The object aspect of film, the performance aspect of theatre are merely means – means toe experience
Susan Sontag

Bij het ensceneren van video naast anderen theatermiddelen ontstaat al snel een hypermediale situatie. Hoewel de conventies qua realisme in theater en film gemaakt zijn om transparante immediacy te bevorderen, kunnen ze neven een ander elkaar deconstrueren. Zo blijkt video misschien realistischer maar het theater de werkelijkheid die plaatsvindt in het hier en nu. Video kan afwijken van locatie (hier) en tijd (nu) doormiddel van live video uit andere locaties en vooraf opgenomen beelden. Hoewel dit het theater dispositief uitbreidt verwijderd het zich hier mee van de ontologie van theater, die diep in ‘liveness’ geworteld is. Video is een uitbreiding van theater haar trukendoos en kan zowel multimediaal of intermediaal worden ingezet. Maar in beide gevallen zal video al snel hypermediacy verkondigen en benadrukken dat de term theater in eerste plaats betekend dat er een plek is waar alle media plaats kunnen vinden.

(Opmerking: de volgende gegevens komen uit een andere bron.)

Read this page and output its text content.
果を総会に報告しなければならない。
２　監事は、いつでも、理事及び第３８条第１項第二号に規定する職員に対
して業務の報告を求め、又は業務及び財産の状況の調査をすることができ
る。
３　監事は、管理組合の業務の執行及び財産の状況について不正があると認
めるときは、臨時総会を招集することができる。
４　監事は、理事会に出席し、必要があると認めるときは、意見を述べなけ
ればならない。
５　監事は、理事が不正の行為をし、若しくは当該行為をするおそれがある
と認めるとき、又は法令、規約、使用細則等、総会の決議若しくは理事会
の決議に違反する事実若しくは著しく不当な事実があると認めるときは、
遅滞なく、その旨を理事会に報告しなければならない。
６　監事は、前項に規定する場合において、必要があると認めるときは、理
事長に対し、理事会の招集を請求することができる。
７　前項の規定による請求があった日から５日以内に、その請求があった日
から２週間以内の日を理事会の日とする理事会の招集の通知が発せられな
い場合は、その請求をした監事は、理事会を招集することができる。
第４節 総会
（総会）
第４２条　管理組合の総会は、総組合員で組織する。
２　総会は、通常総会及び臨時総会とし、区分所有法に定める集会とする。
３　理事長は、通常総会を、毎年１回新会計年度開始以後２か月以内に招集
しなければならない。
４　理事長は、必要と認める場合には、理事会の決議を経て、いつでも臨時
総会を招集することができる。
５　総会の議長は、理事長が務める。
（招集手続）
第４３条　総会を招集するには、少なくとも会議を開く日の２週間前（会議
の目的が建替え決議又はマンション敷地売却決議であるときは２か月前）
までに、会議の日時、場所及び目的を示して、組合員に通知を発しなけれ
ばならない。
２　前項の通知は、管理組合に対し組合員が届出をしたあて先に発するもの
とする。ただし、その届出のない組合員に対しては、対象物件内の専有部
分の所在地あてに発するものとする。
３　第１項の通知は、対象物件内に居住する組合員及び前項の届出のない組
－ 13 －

Plezier van de combinatie van actueel en virtueel ontstaat door te zien hoe actueel virtueel wordt door een camera. Zo levert de ervaring een gevoel van immediacy op. Enkel het beperkte beeld van de camera brengt realisme tot stand door montage en perspectief. Het theater als meta-medium plaatst het medium video in haar dispositief en legt dit bloot. Door hypermdiacy kan men dichter betrokken worden bij dit proces. Het ensceneren van video in het theater is theatraal omdat het laat zien; het ‘showt’. Zowel video zelf als het theater om de video heen presenteren. De combinatie, en de resulterende deconstructie, is een attractie, een show. Want bij het gebruik video in theater wordt het realisme van video gedeconstrueerd en de constructie van theater blijkt de realiteit te zijn waarin we acteurs zien niet personages.